The PowerPack® System
This system includes the Banks Ram-Air intake with Ballistic air-filter housing, lifetime filter and service kit, electronic OttoMind engine-calibration module (optional), stainless TorqueTube exhaust manifolds with heat shielding, and stainless head-pipe assembly with seamless Y-collector. It also uses the company’s stainless heat-shielded, low-restriction Dynaflow muffler, stainless constant-diameter Monster exhaust with 3-1/2-inch tailpipe, a 4-inch polished stainless tailpipe tip, and comprehensive owner’s installation manual.
Banks Ram-Air Intake
Banks Ram-Air intake includes a molded Ballistic filter housing, plus a lifetime, high-flow Banks Ram-Air filter that delivers more cool, dense ram-air into your engine. A multi-layer design traps moisture, dust and debris on the oiled, outer surface, allowing air to move through with ease.
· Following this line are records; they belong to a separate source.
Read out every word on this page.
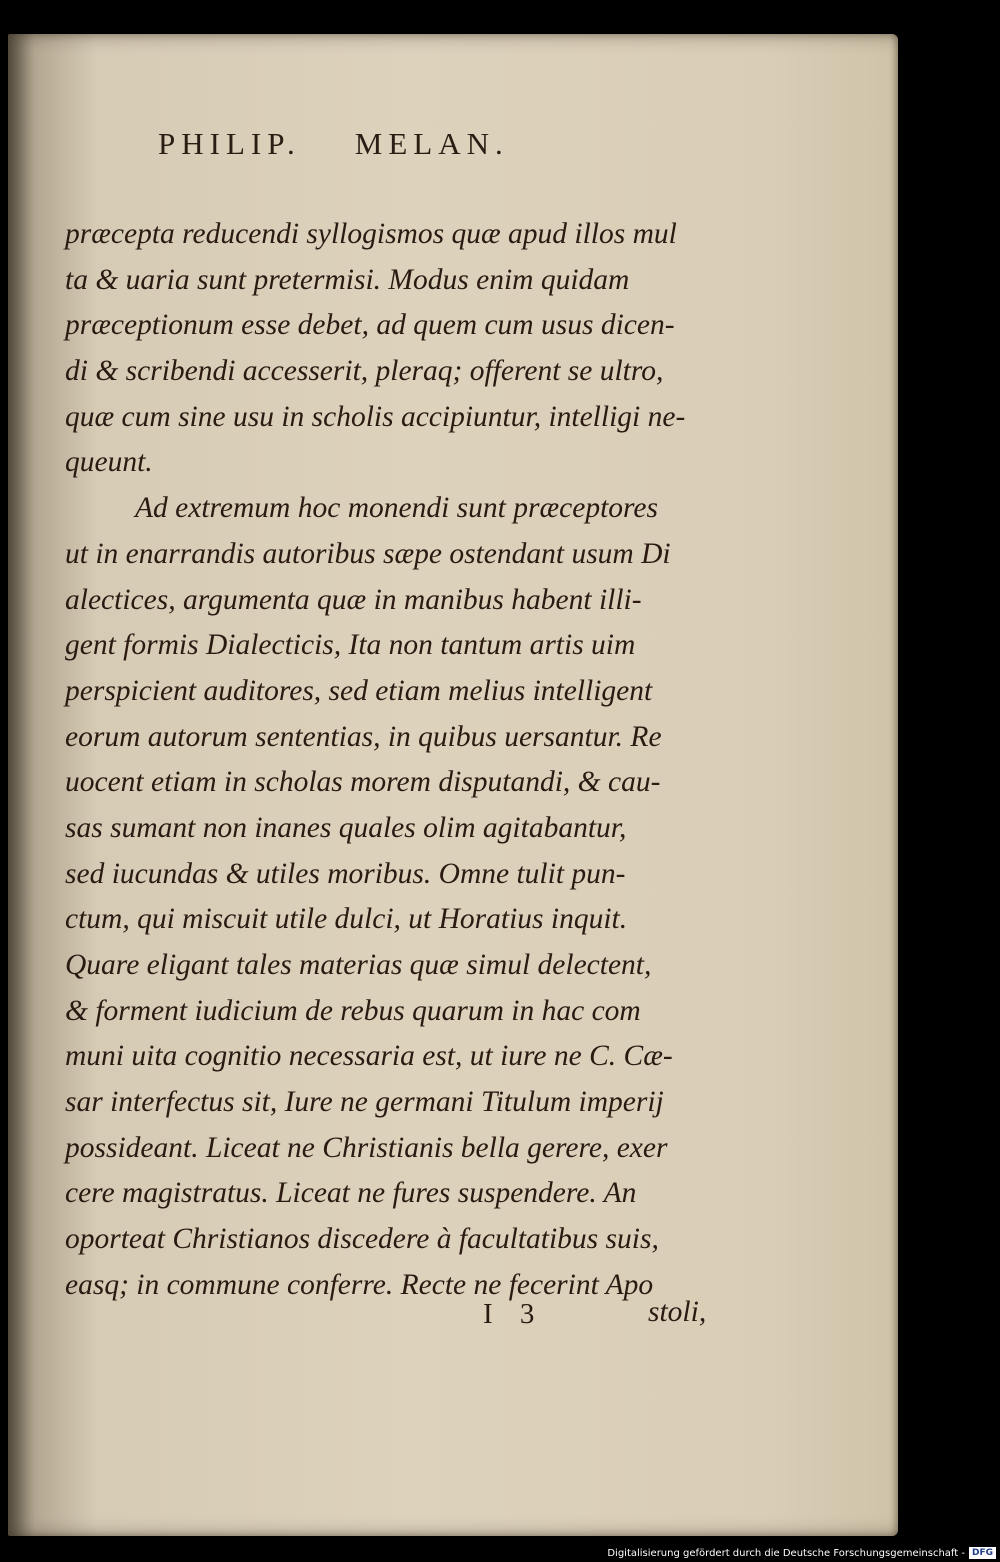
PHILIP. MELAN.
præcepta reducendi syllogismos quæ apud illos mul
ta & uaria sunt pretermisi. Modus enim quidam
præceptionum esse debet, ad quem cum usus dicen-
di & scribendi accesserit, pleraq; offerent se ultro,
quæ cum sine usu in scholis accipiuntur, intelligi ne-
queunt.
Ad extremum hoc monendi sunt præceptores
ut in enarrandis autoribus sæpe ostendant usum Di
alectices, argumenta quæ in manibus habent illi-
gent formis Dialecticis, Ita non tantum artis uim
perspicient auditores, sed etiam melius intelligent
eorum autorum sententias, in quibus uersantur. Re
uocent etiam in scholas morem disputandi, & cau-
sas sumant non inanes quales olim agitabantur,
sed iucundas & utiles moribus. Omne tulit pun-
ctum, qui miscuit utile dulci, ut Horatius inquit.
Quare eligant tales materias quæ simul delectent,
& forment iudicium de rebus quarum in hac com
muni uita cognitio necessaria est, ut iure ne C. Cæ-
sar interfectus sit, Iure ne germani Titulum imperij
possideant. Liceat ne Christianis bella gerere, exer
cere magistratus. Liceat ne fures suspendere. An
oporteat Christianos discedere à facultatibus suis,
easq; in commune conferre. Recte ne fecerint Apo
I 3	stoli,
Digitalisierung gefördert durch die Deutsche Forschungsgemeinschaft - DFG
It includes a service kit for use every 30,000 to 50,000 miles.
OttoMind Engine-Calibration Module
Gale Banks’ optional OttoMind engine calibration module matches the fuel curve to airflow improvements, so there is no over-tuning. OttoMind optimizes efficiency and prolongs durability, by calibrating fuel and spark timing to changing conditions. Banks removes the factory-imposed power delay, which impedes responsiveness as long as 60 seconds—so you will get instantaneous power when your throttle demands it. OttoMind extends power and mileage gains, and puts substantially more horsepower and torque at the shift points.
TorqueTube Exhaust Manifolds
The Banks stainless steel TorqueTubes are tuned-length, parallel five-tube exhaust manifolds. The company integrates five tuned-length tubes into a design that allows rotational firing of the cylinders through the exhaust. Banks’ exclusive Power Pickle high-velocity pulse converter works to pull exhaust from your engine, liberating huge torque increases. Constructed with 0.625-inch-thick flanges welded 360 degrees on both sides, it also includes heat shielding.
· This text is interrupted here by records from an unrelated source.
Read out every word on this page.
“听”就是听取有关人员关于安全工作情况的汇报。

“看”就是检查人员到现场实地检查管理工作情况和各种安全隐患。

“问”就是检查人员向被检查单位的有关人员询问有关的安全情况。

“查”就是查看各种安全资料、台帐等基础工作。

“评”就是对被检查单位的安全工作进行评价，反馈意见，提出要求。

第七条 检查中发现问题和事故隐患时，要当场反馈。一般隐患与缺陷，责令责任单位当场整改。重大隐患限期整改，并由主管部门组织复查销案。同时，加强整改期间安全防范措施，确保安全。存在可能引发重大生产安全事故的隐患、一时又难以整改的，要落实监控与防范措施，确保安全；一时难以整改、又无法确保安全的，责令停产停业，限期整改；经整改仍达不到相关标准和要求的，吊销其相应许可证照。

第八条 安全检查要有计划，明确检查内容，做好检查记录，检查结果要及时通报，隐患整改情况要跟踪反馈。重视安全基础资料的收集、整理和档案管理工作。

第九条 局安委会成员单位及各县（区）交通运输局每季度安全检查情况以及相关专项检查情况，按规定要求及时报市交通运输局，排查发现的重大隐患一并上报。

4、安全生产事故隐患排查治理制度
Banks replaces the factory’s restrictive muffler with a stainless-steel, free-flowing Dynaflow muffler, with integral heat shielding that contributes greatly to eliminating exhaust backpressure. Instead of using packing that can blow out the tailpipe, Banks’ Dynaflow is resonance-tuned to dispel exhaust gasses through a suite of chambers and a 3-1/2-inch outlet.
Banks’ Monster is a streamlined exhaust pipe and 3-1/2-inch tailpipe formed of stainless, heavy-wall tubing with constant diameter bends to slash backpressure. The stainless-steel head-pipe assembly features a Y-collector, which can be easily removed if the drivetrain needs servicing. The polished, stainless-steel 4-inch tailpipe tip provides a finishing touch.
The TransCommand is an automatic transmission management computer that delivers various functions. The TransCommand converts Ford 4R100 transmissions into super-duty units, by continually keeping shifts in correspondence with power and load levels.
The 4R100s—used in fullsize Ford trucks and vans—have soft, car-like shift characteristics. Many truck owners prefer firmer shifts, especially when hauling large loads. TransCommand is a quick, efficient cure. The electronic module senses the load and commands the transmission to raise hydraulic pressure accordingly. Light-throttle shifts are smooth and firm while full-throttle or heavy-load driving produces solid, decisive shifts.
Excessive clutch slippage is eliminated, extending transmission life. Gale Banks Engineering says the TransCommand is required with Sidewinder turbo, Stinger and PowerPack® systems for 6.9L and 7.3L Fords, and Power Strokes equipped with E4OF/4R100 automatics. It is built with high-temp, solid-state components.
The installation of these products took about seven hours at Banks Engineering’s facilities in Azusa, California, with a few photo breaks in between installations. These products can be installed by a shade-tree mechanic, but would be easier with a lift.